Так, падая и чертыхаясь, Рогозин прошел шесть часов, то приближаясь к реке, то удаляясь от нее. Дважды терял ее из виду и в панике возвращался по собственным следам. Сколько удалось преодолеть километров, Рогозин не знал, но подозревал, что не очень много. Поход по хлюпающей жиже выходил совсем не скоростным, а вернее сказать — черепашьим. К тому же петляющая постоянно река, единственный его ориентир в тайге, река, отойти от которой Виктору было непередаваемо страшно, отнюдь не способствовала упрощению маршрута. Кое‑как проковыляв эти шесть часов, совершенно вымотавшись и обессилев, Виктор начал подозревать, что по прямой не прошел и шести километров.

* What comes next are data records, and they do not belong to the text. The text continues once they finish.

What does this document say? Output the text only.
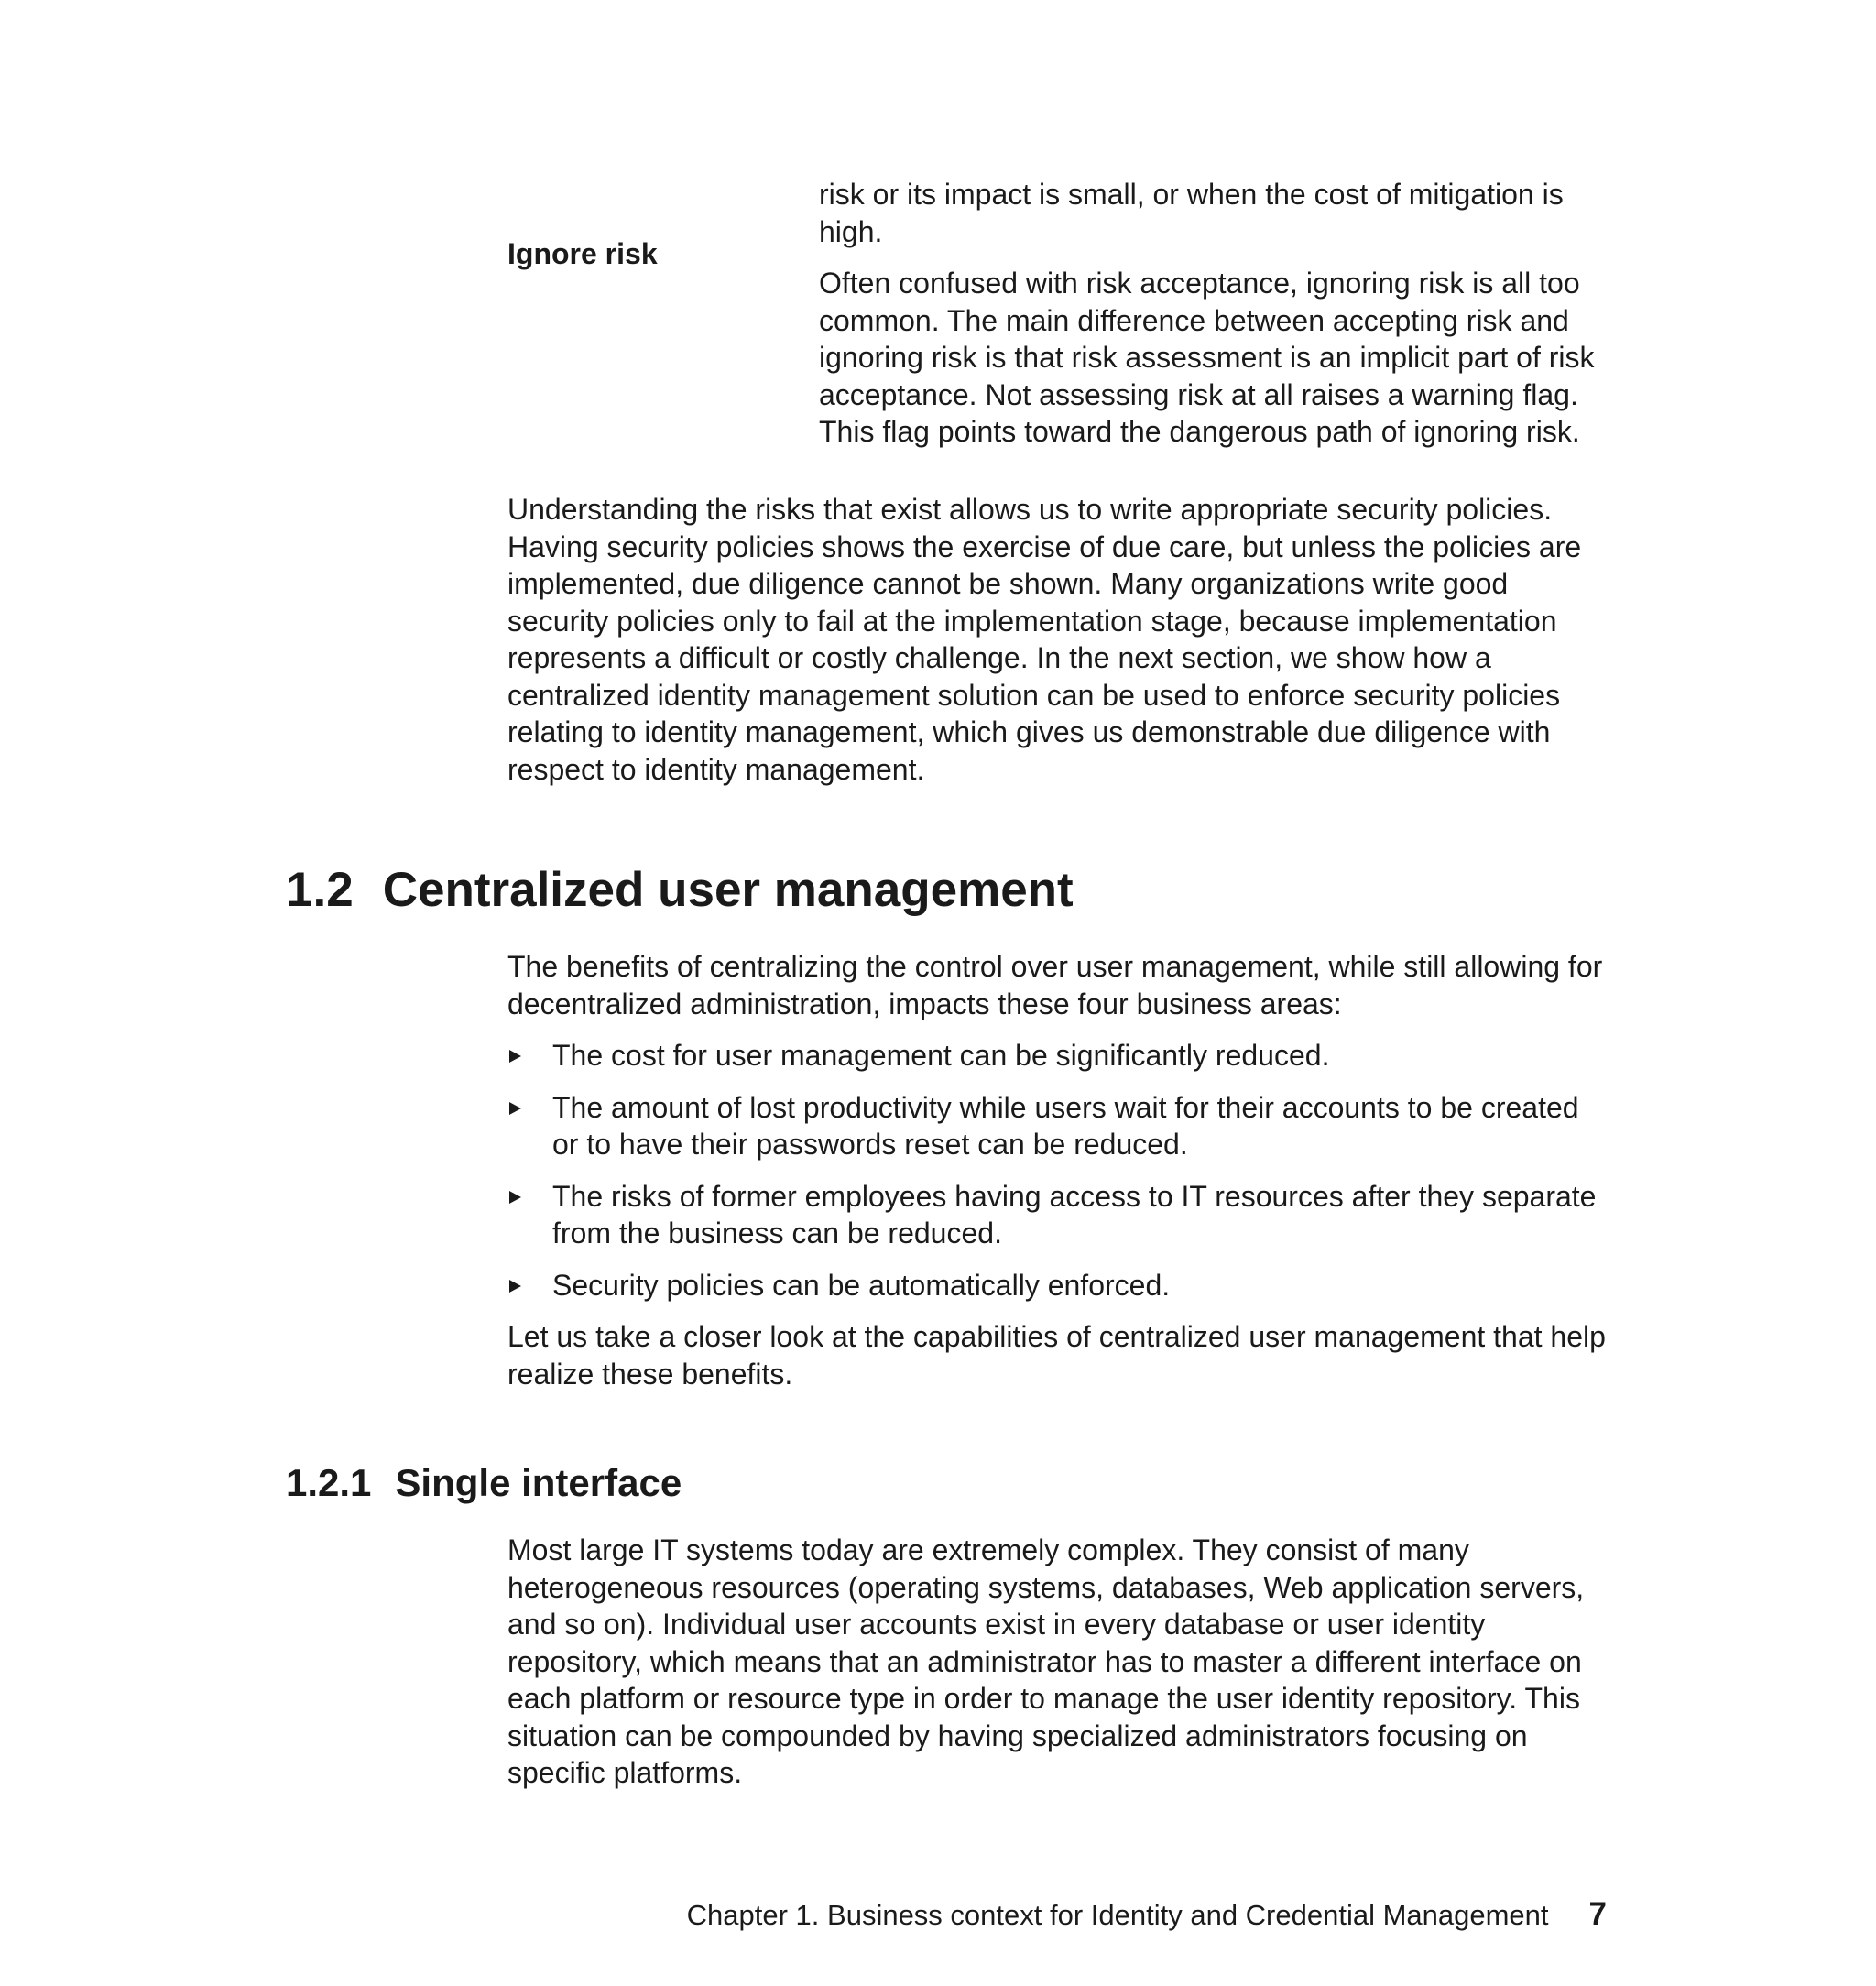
risk or its impact is small, or when the cost of mitigation is high.

Ignore risk

Often confused with risk acceptance, ignoring risk is all too common. The main difference between accepting risk and ignoring risk is that risk assessment is an implicit part of risk acceptance. Not assessing risk at all raises a warning flag. This flag points toward the dangerous path of ignoring risk.

Understanding the risks that exist allows us to write appropriate security policies. Having security policies shows the exercise of due care, but unless the policies are implemented, due diligence cannot be shown. Many organizations write good security policies only to fail at the implementation stage, because implementation represents a difficult or costly challenge. In the next section, we show how a centralized identity management solution can be used to enforce security policies relating to identity management, which gives us demonstrable due diligence with respect to identity management.

1.2 Centralized user management

The benefits of centralizing the control over user management, while still allowing for decentralized administration, impacts these four business areas:

The cost for user management can be significantly reduced.
The amount of lost productivity while users wait for their accounts to be created or to have their passwords reset can be reduced.
The risks of former employees having access to IT resources after they separate from the business can be reduced.
Security policies can be automatically enforced.

Let us take a closer look at the capabilities of centralized user management that help realize these benefits.

1.2.1 Single interface

Most large IT systems today are extremely complex. They consist of many heterogeneous resources (operating systems, databases, Web application servers, and so on). Individual user accounts exist in every database or user identity repository, which means that an administrator has to master a different interface on each platform or resource type in order to manage the user identity repository. This situation can be compounded by having specialized administrators focusing on specific platforms.

Chapter 1. Business context for Identity and Credential Management 7
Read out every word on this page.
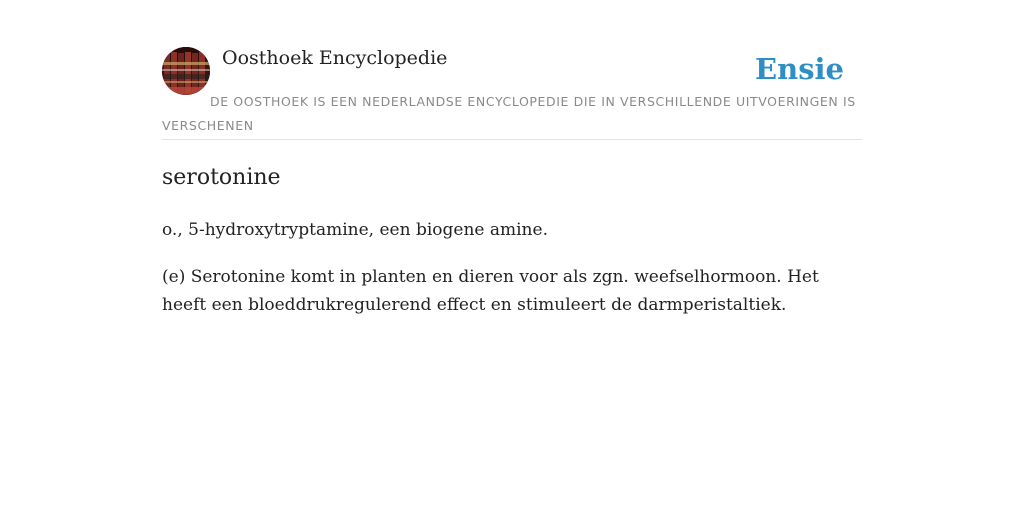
Oosthoek Encyclopedie	Ensie
DE OOSTHOEK IS EEN NEDERLANDSE ENCYCLOPEDIE DIE IN VERSCHILLENDE UITVOERINGEN IS VERSCHENEN
serotonine

o., 5-hydroxytryptamine, een biogene amine.

(e) Serotonine komt in planten en dieren voor als zgn. weefselhormoon. Het heeft een bloeddrukregulerend effect en stimuleert de darmperistaltiek.
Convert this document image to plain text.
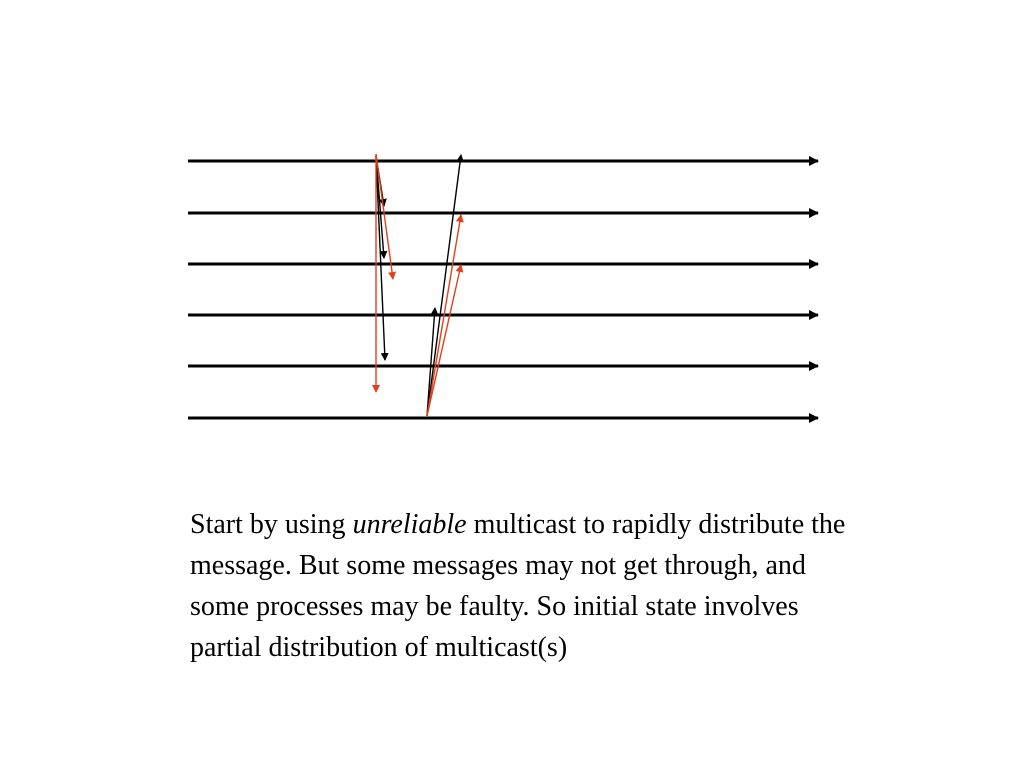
Start by using unreliable multicast to rapidly distribute the message. But some messages may not get through, and some processes may be faulty. So initial state involves partial distribution of multicast(s)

Теперь его уже не занимала безопасность — он решил, что возможные его преследователи точно так же должны были бы измазаться в глине и вряд ли могли передвигаться быстрее.
— Хорошо, что не зима, — подбадривал он себя, поднимаясь на очередную сопку. — Зимой я бы кончился уже давно.
Потом мысли его переключились на тех неизвестных подполковников и майоров, о которых он успел прочесть в загадочном журнале, написанном, казалось, самой нечистой силой. Что заставляло их идти на такие безумные эксперименты? Что толкало на… Он не успел до конца додумать мысль, как в голове его вдруг словно включился свет и вся картина, вся эта сумасшедшая история вдруг заиграла новыми красками!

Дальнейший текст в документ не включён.